A pleasant but trivial tale of yuppies
Published 9:00 pm Thursday, August 31, 2006
A collection of deft performers shine in individual scenes in “Trust the Man”: Garry Shandling as a sensitive psychologist, James Le Gros as a hilariously self-involved folk singer, Ellen Barkin as a book publisher with an erotic agenda.
Unfortunately, these people aren’t stars of “Trust the Man.” Their scenes flit by between the margins of the more conventional main characters.
Writer-director Bart Freundlich has assembled a Manhattan carousel designed after late-’70s Woody Allen, but woefully lacking in gravity. Two couples hold center stage: a well-known actress (Julianne Moore, Freundlich’s wife) and her house-husband (David Duchovny), and her Peter Pan younger brother (Billy Crudup) and his all-too-patient girlfriend (Maggie Gyllenhaal).
The problems facing these folks are achingly banal. Duchovny wants more sex from his busy wife, and he finds temptation in the young mothers at his kids’ school. Moore, meanwhile, is starting a new play at Lincoln Center.
Crudup won’t grow up, while Gyllenhaal – everybody say this together – hears her biological clock ticking. He reconnects with an old flame (fun Eva Mendes) and has manly heart-to-heart talks with Duchovny about their problems.
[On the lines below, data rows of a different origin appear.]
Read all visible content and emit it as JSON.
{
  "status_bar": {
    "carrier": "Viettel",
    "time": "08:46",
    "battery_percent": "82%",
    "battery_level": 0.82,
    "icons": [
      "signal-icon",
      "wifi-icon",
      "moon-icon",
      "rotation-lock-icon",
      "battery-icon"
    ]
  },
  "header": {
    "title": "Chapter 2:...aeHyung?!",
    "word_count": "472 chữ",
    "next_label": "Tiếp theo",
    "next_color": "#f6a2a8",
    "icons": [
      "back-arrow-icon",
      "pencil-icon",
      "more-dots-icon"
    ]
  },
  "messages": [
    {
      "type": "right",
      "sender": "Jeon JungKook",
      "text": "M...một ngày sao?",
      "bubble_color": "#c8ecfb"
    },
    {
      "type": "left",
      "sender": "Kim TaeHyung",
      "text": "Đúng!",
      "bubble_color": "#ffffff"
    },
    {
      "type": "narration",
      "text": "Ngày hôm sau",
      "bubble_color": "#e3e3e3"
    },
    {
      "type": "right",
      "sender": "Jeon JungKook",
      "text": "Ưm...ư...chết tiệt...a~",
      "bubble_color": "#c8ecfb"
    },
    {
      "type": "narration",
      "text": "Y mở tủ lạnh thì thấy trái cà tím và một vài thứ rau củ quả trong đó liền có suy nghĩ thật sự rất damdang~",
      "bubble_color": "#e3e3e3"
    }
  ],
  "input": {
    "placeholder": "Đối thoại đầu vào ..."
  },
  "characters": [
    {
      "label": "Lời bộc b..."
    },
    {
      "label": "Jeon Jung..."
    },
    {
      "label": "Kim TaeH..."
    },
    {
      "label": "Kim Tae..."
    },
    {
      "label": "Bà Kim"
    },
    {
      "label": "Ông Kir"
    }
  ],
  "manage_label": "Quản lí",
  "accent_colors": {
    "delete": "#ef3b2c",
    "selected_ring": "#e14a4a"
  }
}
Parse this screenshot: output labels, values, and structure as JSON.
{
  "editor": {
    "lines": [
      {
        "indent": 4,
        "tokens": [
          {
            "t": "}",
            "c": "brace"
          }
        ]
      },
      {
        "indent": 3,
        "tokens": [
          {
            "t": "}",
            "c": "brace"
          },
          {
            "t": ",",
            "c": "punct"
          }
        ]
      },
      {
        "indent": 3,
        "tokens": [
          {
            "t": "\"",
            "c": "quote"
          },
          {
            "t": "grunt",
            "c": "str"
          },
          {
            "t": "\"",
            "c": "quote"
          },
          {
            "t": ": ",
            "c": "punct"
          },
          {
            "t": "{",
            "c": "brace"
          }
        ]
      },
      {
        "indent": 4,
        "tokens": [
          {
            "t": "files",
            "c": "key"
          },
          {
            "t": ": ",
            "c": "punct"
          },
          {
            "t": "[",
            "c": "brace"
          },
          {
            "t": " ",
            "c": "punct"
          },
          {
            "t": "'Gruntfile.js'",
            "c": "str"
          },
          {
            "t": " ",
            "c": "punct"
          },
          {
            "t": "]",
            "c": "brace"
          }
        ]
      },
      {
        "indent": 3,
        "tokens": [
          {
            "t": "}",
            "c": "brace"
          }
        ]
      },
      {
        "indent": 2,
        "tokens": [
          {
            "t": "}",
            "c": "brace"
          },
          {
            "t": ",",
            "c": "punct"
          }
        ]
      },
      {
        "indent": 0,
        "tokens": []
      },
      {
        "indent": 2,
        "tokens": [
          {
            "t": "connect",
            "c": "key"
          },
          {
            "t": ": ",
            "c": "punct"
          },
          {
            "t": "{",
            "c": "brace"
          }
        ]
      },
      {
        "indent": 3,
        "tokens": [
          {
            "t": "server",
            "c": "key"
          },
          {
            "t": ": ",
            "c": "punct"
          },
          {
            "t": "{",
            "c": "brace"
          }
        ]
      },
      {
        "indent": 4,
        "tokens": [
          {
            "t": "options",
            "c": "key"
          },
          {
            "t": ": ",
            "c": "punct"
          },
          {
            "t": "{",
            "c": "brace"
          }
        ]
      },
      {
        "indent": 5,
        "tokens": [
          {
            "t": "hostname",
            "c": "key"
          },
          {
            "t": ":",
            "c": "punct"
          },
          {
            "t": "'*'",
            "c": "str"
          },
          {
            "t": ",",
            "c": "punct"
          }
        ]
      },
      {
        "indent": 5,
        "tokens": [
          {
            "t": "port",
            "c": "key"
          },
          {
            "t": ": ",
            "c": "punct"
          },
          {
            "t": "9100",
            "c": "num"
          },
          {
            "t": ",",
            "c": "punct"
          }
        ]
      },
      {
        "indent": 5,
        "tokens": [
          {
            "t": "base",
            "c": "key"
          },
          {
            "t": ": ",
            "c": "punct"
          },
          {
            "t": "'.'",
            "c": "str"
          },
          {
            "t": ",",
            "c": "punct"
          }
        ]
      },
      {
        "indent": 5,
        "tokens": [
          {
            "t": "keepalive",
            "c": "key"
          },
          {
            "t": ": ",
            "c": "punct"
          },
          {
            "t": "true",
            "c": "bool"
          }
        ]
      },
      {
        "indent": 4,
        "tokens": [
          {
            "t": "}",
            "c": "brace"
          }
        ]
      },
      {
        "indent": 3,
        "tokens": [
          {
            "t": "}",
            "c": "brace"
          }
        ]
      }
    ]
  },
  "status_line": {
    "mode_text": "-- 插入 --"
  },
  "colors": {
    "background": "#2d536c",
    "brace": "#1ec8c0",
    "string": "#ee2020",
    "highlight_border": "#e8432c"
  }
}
A lot of this is breezy, and the actors are easy to watch, especially Duchovny in a rare big role. (When Shandling comes on early in the film, counseling Duchovny and Moore in a once-a-year session, you hope for a renewal of the kooky rapport the two men shared on Shandling’s old TV show – but sadly, it’s just one scene.)
Duchovny also has a couple of good scenes at a sex addiction group therapy meeting. As a writer, Freundlich has improved over his first two films, “The Myth of Fingerprints” and “World Traveler.”
The casting works against the other couple. Gyllenhaal, a leading young actress, comes across as far too smart to tag along with Crudup’s manchild. And he doesn’t have the innate charm to make his character more than a louse.
The whole Manhattan-as-wonderland thing has been done many times, but cinematographer Tim Orr does make the island look good. I couldn’t help thinking that various shops and restaurants were getting shout-outs as signifiers of hipness, however.
Although it is enjoyable enough to watch the actors work through their problems, the movie feels trivial. The final couple of reels are particularly weightless. In the end, these people deserve each other – and their problems.
Julianne Moore and David Duchovny star in “Trust the Man.”